4. The frequency of the transfer: Continuous.
5. Nature of the Processing: Blue J will Process Personal Data in order to provide the Product and related support in accordance with the Agreement, including this DPA.
6. Purpose(s) of the Processing:
6.1. Subscriber Personal Data: Blue J will Process Subscriber Personal Data as Processor in accordance with Subscriber’s instructions as set out in Section 2.1 (Subscriber Instructions).
6.2. Blue J Account Data and Blue J Usage Data: Blue J will Process Blue J Account Data and Blue J Usage Data for the limited and specified purposes outlined in Section 1.1 (Roles of the Parties).
7. Duration of Processing:
7.1. Subscriber Personal Data: Blue J will Process Subscriber Personal Data for the term of the DPA as outlined in Section 6 (Deletion and Return of Subscriber Personal Data).

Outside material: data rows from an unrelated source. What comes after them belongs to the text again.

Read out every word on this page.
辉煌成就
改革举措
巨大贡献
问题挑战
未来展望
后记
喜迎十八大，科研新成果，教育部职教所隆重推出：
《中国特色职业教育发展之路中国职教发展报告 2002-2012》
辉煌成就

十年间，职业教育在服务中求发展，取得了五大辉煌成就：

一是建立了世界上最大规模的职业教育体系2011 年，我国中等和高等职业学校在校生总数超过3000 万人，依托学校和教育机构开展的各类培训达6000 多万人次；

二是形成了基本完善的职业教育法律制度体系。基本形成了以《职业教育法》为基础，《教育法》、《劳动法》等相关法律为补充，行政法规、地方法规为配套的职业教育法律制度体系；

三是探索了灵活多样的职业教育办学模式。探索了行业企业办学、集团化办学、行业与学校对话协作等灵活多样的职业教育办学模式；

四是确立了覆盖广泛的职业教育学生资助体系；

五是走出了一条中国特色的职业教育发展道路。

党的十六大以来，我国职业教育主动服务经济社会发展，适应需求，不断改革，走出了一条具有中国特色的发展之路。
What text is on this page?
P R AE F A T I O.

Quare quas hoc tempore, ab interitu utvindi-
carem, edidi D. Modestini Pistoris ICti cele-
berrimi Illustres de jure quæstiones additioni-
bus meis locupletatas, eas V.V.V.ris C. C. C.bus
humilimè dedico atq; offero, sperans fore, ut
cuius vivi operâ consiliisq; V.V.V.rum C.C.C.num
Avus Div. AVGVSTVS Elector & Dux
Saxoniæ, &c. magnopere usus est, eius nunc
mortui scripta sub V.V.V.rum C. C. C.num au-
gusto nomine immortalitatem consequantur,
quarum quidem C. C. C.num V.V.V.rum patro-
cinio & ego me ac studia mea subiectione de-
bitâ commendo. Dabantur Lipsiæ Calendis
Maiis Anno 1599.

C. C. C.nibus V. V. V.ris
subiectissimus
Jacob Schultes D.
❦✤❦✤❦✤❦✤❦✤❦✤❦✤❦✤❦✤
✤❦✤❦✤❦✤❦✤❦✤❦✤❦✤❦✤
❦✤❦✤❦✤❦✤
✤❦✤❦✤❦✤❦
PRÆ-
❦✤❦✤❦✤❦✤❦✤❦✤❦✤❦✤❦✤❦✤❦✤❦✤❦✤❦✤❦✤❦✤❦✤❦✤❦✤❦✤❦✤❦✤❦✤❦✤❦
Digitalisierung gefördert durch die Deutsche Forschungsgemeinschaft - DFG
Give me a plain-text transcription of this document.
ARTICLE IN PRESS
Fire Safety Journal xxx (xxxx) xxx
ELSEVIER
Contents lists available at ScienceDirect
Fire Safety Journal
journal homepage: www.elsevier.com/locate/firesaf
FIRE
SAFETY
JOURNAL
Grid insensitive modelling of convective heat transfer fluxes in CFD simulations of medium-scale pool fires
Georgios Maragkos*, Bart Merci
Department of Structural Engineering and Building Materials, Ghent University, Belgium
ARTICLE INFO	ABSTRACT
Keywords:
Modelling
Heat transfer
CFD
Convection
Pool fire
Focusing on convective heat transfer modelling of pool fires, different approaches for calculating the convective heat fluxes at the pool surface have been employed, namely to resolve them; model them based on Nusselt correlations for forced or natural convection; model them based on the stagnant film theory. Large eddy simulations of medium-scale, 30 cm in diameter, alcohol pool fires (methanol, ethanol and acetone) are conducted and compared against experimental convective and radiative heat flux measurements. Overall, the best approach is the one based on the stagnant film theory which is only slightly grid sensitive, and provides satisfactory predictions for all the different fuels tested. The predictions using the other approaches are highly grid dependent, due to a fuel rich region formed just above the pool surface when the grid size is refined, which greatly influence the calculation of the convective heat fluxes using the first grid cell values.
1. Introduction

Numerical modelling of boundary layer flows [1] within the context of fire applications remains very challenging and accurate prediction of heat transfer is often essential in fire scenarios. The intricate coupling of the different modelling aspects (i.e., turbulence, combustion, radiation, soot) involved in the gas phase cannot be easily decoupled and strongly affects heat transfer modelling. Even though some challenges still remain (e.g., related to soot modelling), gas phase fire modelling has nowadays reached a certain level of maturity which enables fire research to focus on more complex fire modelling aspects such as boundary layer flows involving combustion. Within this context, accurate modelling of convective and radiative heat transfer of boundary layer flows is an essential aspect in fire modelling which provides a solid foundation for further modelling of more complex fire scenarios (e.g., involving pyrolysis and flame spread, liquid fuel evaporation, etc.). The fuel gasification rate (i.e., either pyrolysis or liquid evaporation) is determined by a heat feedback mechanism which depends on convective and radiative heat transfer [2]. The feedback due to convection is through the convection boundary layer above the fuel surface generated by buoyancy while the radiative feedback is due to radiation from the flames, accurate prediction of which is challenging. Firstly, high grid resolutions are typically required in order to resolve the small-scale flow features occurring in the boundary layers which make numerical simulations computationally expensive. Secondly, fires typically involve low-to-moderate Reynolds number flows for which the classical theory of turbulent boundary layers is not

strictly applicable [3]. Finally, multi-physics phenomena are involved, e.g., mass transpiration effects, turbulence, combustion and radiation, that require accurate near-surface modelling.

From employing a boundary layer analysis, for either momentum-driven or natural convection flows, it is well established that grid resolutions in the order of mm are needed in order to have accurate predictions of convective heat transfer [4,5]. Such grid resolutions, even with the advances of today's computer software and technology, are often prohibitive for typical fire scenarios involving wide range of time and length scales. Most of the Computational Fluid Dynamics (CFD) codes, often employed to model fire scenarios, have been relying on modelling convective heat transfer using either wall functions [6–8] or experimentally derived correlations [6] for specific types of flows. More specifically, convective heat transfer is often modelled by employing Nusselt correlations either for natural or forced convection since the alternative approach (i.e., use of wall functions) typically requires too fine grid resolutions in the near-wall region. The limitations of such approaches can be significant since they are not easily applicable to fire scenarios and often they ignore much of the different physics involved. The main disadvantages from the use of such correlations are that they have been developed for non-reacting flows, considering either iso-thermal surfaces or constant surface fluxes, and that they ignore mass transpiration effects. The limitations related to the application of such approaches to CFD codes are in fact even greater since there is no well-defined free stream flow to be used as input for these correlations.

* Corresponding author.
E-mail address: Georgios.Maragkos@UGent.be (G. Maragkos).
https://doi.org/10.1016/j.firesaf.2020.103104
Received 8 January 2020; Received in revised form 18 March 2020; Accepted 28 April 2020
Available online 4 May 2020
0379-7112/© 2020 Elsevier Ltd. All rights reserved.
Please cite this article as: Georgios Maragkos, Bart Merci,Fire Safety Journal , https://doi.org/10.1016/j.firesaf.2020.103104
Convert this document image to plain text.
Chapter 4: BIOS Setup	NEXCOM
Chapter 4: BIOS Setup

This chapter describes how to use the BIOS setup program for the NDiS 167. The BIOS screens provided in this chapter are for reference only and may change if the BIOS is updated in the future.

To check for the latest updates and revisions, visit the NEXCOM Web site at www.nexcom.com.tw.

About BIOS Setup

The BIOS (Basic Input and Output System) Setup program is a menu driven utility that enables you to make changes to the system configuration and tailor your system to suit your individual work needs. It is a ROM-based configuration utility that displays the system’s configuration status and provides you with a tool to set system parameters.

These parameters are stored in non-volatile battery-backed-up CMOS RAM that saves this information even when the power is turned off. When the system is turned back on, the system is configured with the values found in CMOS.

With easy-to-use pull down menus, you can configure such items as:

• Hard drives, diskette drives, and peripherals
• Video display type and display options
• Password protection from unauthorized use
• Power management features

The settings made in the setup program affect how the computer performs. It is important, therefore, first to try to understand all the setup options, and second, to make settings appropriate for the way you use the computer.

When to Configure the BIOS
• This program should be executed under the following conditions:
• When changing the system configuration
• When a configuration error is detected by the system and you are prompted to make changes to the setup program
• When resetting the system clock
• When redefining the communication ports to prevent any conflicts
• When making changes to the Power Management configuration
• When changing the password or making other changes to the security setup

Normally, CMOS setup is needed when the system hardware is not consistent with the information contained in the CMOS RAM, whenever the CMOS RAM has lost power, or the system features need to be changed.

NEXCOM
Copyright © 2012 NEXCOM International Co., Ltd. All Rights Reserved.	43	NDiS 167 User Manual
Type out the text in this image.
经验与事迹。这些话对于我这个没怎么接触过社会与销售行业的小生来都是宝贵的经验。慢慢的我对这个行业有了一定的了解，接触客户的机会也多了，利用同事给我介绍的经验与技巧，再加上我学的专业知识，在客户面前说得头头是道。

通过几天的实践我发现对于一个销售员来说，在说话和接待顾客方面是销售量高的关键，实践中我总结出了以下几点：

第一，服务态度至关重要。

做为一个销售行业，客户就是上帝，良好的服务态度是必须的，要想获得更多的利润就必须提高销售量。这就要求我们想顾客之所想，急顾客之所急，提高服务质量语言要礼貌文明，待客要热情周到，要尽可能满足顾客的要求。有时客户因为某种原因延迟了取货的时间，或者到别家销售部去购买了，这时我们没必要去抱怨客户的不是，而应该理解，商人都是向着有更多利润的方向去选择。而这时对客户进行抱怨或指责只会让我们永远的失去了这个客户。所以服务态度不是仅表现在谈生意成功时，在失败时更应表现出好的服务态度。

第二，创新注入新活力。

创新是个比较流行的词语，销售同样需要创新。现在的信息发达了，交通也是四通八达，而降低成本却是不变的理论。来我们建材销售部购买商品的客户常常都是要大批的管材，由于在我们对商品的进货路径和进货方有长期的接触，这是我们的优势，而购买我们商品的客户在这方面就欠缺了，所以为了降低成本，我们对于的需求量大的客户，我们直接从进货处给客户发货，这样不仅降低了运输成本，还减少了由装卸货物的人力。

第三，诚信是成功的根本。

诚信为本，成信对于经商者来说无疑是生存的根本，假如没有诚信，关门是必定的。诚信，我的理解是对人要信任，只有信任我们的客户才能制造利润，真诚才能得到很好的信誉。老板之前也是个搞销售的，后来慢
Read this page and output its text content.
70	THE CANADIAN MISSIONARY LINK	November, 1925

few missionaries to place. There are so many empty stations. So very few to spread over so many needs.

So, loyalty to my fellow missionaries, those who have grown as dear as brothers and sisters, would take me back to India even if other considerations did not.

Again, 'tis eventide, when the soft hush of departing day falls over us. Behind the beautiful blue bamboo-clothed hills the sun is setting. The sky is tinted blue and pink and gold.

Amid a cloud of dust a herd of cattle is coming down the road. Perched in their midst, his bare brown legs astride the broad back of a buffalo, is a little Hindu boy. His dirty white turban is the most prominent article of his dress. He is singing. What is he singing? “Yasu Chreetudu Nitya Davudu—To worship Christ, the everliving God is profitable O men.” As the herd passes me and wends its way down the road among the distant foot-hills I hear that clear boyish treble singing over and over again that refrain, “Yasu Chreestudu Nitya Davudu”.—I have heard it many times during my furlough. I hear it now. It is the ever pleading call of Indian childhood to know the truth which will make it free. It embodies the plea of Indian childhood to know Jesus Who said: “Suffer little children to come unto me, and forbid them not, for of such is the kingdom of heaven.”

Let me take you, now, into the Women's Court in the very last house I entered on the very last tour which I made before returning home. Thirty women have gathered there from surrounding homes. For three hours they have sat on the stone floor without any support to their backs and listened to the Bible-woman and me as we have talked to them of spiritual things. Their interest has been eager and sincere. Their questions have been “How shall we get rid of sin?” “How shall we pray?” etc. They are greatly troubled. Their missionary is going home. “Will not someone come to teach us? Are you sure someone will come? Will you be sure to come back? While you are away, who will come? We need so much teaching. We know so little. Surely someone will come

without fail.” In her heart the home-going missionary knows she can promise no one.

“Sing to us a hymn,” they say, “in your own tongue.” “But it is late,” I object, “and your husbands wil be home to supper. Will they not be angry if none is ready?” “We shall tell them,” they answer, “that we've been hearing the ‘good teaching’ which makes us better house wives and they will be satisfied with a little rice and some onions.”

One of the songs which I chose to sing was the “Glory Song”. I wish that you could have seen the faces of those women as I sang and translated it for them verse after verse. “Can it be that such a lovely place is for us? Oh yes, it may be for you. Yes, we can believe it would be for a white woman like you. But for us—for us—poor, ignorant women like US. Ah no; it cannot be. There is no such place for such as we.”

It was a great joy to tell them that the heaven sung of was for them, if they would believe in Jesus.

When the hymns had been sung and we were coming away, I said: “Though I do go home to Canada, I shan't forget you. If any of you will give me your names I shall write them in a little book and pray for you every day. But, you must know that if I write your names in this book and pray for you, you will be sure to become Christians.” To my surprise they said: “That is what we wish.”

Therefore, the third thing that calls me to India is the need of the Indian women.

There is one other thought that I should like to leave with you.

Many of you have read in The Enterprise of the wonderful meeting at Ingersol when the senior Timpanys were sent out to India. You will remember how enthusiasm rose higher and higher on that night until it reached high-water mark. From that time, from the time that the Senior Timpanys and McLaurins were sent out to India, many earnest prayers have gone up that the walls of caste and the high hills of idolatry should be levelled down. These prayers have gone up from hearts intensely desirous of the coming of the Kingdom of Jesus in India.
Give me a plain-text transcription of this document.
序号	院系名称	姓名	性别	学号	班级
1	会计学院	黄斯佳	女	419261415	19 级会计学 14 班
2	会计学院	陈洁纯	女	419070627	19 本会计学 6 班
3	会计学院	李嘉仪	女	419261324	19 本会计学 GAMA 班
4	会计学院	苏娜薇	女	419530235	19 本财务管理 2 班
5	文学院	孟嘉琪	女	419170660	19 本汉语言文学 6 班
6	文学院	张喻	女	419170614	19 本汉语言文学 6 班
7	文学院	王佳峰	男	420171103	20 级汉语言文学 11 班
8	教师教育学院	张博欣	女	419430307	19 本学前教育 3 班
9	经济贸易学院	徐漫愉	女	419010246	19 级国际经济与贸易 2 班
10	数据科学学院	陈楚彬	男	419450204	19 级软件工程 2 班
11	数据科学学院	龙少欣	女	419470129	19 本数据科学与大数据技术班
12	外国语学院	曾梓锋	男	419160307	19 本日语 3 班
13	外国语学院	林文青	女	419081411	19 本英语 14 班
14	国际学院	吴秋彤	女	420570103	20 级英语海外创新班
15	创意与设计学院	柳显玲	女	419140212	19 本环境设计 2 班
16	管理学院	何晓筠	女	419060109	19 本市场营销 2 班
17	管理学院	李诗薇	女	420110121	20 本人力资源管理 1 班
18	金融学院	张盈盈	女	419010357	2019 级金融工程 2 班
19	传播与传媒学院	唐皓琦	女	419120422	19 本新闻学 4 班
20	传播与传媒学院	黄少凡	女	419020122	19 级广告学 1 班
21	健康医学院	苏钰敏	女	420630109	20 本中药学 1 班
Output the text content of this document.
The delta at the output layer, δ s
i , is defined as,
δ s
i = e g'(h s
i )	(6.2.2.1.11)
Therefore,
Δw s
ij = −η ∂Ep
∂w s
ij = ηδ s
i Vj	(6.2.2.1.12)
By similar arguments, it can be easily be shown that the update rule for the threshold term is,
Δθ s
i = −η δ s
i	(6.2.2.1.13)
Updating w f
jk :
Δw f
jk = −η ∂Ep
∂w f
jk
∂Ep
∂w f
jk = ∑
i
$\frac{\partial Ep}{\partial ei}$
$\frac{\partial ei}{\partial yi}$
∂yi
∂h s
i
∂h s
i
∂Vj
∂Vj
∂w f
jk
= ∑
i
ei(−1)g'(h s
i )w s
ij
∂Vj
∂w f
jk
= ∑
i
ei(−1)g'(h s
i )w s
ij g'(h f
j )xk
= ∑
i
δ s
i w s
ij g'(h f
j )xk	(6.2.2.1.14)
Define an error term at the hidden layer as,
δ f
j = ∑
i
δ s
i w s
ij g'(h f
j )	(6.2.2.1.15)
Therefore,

7.2. Blue J Account Data and Blue J Usage Data: Blue J will Process Blue J Account Data and Blue J Usage Data only as long as required (a) to provide the Product and related support to Subscriber in accordance with the DPA; (b) for Blue J’s legitimate business purposes outlined in Section 1.1 (Roles of the Parties); or (c) by applicable Law(s).
8. Transfers to (Sub-)processors: Blue J will transfer Subscriber Personal Data to Sub-processors as permitted in Section 4 (Sub-processing).
Subscriber acknowledges that Blue J may transfer and Process Subscriber Personal Data to and in the United States, Canada and anywhere else in the world where Blue J or its Subprocessors maintain data processing operations. Blue J shall at all times ensure that such transfers are made in compliance with the requirements of Applicable Data Protection Laws and this DPA.